After multiple meetings, discussions and sometimes heated rhetoric, Fayetteville’s City Council is scheduled to vote Thursday night on adding 33 townhomes on the city’s eastern side.
The owners of the Cobblestone Apartments on the city’s eastern side wants to add the townhomes to a 5-acre lot, on the south side of Ga. Highway 54 east, and have the property rezoned from commercial to multi-family zoning.
In January, Will Kilgore, who represented Cobblestone’s owners, said the company acquired the tract in 2013 and decided the best use for the property was residential, instead of commercial.
“We’re seeing the younger demographics yearning for places to rent, because that’s all they have known,” Kilgore said.
But the residents of the Oakbrook subdivision, who live directly behind the vacant land, saw things through a different lens.
“We have a nice little neighborhood right now. If this is built, our neighborhood would be overflow parking for them,” said Jim Anderson.
Annette Chamber’s main concern was adding capacity to the city’s sewer system.
“We do not need any additional water in the area. We have hardly a day without a smell from the system. The manholes have blown up twice and we’ve had toilet paper in the trees,” she said.
In its packet of information concerning the rezoning, the City Council received a memo from the city’s public service director, Chris Hindman, who said the city is working to cut down on the odor.
“Although the proposed development is different from the original use planned for this property (residential vs. commercial), the property to the east of the subject property was also granted a zoning different from its originally intended use as development patterns were established and market conditions changed. The subject property is adjacent to other RMF-15 property and if approved, will be developed and managed as one project. Based on the findings within the Comp Plan and the limited use of the property as currently zoned, staff supports an approval of the rezoning as requested,” said Wismer.
“After investigating the sewer system infrastructure, city staff has concluded that the existing capacity of the line and lift station are currently at about a quarter of the capacity,” Hindman said.
“For the sewer line, this would be approximately 238 gpm flow in the line. Based upon the conceptual flows of the proposed development of 9 gpm that would increase the flow to 247 gpm. This is still just over a quarter of the 950 gpm flow that the line could handle.
“The flow from the development will be more thoroughly reviewed if the development moves forward with the development phase of the proposed project. Concerning the odor concern, the City has worked with different processes to try to control the out-gassing which occurs at the lift station. This out gassing is caused by a lift station located upstream from the subdivision and is not part of the gravity sewer line which the proposed development would be using,” Hindman said.

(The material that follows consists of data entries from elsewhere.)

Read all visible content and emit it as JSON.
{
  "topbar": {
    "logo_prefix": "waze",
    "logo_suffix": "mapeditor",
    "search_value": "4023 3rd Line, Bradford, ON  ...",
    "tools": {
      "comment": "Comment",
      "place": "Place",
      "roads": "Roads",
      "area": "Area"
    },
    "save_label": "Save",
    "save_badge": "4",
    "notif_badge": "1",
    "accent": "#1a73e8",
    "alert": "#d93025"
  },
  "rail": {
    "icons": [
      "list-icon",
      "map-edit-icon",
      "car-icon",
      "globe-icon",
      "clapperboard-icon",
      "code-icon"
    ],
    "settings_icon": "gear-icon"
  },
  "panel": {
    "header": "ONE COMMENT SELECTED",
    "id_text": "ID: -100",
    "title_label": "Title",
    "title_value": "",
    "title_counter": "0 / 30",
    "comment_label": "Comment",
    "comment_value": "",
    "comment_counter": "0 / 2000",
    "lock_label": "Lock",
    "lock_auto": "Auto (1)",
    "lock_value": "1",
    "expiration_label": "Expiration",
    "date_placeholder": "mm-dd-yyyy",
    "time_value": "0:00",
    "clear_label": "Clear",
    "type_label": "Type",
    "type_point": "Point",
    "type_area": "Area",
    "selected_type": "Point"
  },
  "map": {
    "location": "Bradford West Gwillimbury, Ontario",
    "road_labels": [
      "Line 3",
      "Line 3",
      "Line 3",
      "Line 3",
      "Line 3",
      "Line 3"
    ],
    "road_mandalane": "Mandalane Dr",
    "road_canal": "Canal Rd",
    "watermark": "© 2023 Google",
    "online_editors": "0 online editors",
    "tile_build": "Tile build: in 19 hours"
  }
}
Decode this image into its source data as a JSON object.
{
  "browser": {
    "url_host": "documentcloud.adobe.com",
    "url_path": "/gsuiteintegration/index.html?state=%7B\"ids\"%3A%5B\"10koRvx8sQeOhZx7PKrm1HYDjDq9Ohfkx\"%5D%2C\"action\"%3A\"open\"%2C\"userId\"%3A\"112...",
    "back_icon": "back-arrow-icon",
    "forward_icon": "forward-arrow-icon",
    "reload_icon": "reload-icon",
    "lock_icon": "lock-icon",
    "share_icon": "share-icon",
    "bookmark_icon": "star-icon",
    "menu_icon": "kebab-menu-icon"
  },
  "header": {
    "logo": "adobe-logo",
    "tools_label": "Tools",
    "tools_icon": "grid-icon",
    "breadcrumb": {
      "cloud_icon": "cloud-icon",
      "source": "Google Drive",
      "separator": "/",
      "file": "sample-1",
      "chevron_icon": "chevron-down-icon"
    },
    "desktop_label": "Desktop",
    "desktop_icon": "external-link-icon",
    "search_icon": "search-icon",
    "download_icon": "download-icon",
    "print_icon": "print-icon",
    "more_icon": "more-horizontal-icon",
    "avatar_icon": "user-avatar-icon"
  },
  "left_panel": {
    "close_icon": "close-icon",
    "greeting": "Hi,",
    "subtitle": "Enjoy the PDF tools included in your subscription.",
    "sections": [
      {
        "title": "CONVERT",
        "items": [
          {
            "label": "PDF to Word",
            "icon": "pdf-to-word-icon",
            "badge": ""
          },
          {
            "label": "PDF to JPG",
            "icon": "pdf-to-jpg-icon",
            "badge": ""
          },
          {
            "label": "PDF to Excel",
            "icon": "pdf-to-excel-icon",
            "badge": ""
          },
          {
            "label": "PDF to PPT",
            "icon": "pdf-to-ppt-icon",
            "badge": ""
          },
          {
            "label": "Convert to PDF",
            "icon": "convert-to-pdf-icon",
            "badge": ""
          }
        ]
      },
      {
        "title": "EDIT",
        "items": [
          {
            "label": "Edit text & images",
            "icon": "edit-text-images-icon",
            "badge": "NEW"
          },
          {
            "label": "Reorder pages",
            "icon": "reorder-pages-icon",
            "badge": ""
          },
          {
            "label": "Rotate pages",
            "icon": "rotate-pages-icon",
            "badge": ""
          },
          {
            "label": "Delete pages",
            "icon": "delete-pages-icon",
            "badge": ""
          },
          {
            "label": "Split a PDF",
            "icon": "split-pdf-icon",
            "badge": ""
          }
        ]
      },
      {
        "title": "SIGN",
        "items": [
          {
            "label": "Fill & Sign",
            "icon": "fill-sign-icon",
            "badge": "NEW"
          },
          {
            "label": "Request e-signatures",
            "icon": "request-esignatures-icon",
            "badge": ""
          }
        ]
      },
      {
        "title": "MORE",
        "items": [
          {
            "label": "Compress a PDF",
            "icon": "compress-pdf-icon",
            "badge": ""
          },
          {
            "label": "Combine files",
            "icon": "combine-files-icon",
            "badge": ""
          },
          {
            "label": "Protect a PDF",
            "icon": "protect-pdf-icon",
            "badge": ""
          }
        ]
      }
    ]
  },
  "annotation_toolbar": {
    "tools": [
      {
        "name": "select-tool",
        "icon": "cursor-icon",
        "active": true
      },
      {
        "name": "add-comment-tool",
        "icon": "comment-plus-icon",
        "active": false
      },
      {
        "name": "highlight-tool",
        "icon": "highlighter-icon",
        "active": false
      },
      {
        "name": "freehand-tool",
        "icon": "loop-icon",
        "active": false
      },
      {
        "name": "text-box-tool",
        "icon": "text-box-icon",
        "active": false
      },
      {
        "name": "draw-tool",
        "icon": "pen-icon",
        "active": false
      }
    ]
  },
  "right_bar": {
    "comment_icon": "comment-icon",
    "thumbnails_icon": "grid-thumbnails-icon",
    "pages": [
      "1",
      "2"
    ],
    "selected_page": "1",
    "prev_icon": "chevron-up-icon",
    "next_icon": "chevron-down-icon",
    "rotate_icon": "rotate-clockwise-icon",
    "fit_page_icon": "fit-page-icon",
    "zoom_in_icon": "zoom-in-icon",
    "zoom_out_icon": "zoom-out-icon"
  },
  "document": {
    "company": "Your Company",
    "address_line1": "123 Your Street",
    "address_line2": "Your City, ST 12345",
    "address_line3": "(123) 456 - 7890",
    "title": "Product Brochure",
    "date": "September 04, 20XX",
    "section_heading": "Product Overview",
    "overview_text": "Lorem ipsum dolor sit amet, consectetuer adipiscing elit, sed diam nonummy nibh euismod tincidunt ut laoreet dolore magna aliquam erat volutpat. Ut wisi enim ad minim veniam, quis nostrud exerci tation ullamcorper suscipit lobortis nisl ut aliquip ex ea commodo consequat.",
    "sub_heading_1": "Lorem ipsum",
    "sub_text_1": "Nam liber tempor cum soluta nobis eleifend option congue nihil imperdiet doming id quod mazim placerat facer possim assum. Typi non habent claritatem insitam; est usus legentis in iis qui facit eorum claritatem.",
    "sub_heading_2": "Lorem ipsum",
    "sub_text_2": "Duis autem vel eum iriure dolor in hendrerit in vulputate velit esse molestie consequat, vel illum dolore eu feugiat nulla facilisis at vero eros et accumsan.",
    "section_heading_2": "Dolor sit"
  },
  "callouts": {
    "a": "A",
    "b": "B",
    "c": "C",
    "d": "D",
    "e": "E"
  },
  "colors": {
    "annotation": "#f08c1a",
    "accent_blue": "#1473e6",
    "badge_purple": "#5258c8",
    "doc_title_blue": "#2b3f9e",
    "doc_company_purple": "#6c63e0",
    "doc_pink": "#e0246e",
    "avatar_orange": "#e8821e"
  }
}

“The city is currently pumping a chemical into the upstream lift station in an effort to control the odor complaints. The cost is approximately $15,000 per year to pump the chemicals into the system. We will continue to investigate other methods of operation or chemical treatment in an effort to control the odors within the area,” wrote Hindman.
In November, the Planning Commission sent an unfavorable recommendation to the City Council on the proposal.
In his comments to the council, Director of Community Services Brian Wismer advocated approving the rezoning.
The meeting is at Fayetteville City Hall at 7 p.m. Thursday night.